What you ask is in fact one of the problems that gave birth to our understanding of special relativity. In Newtonian Mechanics, a.k.a. everyday physics you would be correct. If an objetct is traveling with $0.7v$ and it encounters another one that travels in opposite direction with $0.6v$, then the total velocity would simply be the sum of the tho, which is $1.3v". This is what we call a "Galilean transformation"

This agrees with all of our observations in our daily lives, and we take it for granted. However, in the 20th century scientists began to notice that many aspects of our understanding of physics where flawed when velocities start getting very high. That means, when they can be compared to the speed of light.

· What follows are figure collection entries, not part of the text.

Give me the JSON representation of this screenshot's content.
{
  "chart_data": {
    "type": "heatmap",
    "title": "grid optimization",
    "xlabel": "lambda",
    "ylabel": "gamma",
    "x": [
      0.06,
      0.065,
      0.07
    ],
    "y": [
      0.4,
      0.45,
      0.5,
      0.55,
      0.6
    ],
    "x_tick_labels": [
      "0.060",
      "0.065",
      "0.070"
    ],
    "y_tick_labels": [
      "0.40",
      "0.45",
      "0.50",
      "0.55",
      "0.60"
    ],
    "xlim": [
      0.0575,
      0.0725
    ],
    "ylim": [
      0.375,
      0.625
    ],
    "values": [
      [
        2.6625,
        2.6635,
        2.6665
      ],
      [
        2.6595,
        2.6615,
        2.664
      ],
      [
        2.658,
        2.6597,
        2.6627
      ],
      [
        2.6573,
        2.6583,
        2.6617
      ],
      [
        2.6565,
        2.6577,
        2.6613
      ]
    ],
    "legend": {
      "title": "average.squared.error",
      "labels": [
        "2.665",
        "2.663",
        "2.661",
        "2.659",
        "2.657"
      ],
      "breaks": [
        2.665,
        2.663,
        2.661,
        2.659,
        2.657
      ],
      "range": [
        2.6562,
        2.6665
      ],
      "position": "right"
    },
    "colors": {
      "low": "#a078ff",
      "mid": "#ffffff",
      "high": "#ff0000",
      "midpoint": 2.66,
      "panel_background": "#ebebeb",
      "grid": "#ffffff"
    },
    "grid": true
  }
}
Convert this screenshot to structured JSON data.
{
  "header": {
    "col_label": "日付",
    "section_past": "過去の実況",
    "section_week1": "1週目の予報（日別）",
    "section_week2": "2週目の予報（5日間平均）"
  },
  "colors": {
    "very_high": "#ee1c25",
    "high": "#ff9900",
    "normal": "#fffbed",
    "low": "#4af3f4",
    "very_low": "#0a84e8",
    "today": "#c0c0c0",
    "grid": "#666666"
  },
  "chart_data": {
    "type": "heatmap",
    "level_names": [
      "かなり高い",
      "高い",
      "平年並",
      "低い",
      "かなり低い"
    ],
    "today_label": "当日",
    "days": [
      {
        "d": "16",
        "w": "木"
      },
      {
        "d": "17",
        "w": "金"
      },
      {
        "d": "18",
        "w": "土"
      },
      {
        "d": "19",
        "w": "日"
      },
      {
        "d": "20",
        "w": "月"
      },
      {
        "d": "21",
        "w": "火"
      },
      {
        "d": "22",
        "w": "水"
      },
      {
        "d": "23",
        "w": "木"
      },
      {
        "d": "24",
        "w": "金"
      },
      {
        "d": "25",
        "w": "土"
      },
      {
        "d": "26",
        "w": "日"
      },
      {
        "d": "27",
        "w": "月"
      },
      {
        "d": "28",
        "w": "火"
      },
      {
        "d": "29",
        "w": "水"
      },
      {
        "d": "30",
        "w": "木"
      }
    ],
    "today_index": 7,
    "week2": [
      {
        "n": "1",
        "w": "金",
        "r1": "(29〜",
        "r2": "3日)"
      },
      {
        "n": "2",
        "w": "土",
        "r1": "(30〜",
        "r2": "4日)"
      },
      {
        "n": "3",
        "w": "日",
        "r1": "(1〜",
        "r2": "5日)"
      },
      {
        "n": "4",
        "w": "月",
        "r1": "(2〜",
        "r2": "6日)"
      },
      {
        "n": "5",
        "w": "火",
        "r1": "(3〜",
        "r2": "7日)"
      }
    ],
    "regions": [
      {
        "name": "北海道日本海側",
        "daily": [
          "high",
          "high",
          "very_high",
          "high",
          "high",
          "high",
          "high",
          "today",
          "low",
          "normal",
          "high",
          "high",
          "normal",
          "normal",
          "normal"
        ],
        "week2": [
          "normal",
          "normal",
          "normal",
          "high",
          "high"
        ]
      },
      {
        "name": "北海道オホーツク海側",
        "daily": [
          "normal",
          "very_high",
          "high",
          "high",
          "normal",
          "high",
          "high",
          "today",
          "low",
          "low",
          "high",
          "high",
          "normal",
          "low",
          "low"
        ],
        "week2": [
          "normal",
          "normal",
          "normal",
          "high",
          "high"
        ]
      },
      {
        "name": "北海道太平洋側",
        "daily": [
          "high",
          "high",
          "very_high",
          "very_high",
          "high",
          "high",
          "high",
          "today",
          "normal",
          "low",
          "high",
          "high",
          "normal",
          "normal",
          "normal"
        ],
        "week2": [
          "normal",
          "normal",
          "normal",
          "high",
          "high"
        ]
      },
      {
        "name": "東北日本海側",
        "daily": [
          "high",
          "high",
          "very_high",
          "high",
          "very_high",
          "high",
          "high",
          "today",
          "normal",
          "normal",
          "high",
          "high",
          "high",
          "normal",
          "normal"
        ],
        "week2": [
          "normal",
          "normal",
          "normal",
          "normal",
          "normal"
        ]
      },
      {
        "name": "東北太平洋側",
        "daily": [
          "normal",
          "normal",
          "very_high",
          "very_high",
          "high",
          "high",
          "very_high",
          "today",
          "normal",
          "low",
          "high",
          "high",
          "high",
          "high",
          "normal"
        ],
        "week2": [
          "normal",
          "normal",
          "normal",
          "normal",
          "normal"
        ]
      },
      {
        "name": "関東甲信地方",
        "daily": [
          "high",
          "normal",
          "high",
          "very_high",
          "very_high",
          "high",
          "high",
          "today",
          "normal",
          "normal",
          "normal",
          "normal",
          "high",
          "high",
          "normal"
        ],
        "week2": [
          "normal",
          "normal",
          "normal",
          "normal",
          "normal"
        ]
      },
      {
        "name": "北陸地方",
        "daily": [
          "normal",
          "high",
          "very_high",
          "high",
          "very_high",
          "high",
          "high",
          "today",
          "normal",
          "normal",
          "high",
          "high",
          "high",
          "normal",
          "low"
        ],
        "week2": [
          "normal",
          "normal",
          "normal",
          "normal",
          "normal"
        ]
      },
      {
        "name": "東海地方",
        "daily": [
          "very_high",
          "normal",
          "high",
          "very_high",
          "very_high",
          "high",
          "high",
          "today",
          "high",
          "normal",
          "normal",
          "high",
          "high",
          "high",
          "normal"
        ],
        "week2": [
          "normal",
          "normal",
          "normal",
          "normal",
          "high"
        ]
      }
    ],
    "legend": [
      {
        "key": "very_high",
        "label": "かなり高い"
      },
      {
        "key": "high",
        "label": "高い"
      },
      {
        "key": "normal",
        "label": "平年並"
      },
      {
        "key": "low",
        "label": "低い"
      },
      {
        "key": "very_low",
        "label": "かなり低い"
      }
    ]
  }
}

You see, one of the laws of physics states that the speed of light cannot be surpassed. However, as you show, Galilean transformations show that if we had opposing velocities of $0.6v$ and $0.7v$ we should obtain $1.3v$, which simply cannot be. The problem was solved by Henrik Lorentz, who proposed what we now call the "Lorentz transformations". According to them, the velocities are not added linearly, but as follows: $$u'=\frac{u+v}{1+\frac{u*v}{c^2}}$$ Given $u=0.6c$ and $v=0.7v$, we obtain a velocity of

$$u'=\frac{1.3c}{1+\frac{0.6c*0.7c}{c^2}}=\frac{1.3c}{1.42}=0.915c$$

This is the correct way to add velocities. You can notice that in the case were both $u$ and $v$ are much smaller than the speed of light $c$, the second term in the denominator can be neglected, and you end up with the classical case.

0

This is not the case, each will measure the opposite spacecraft to have a speed $v$ satisfying $v<c$. This phenomenon is described by Einstein's theory of special relativity. Consider reading Spacetime Physics An Introduction to Relativity by Taylor and Wheeler for a good introduction to this concept.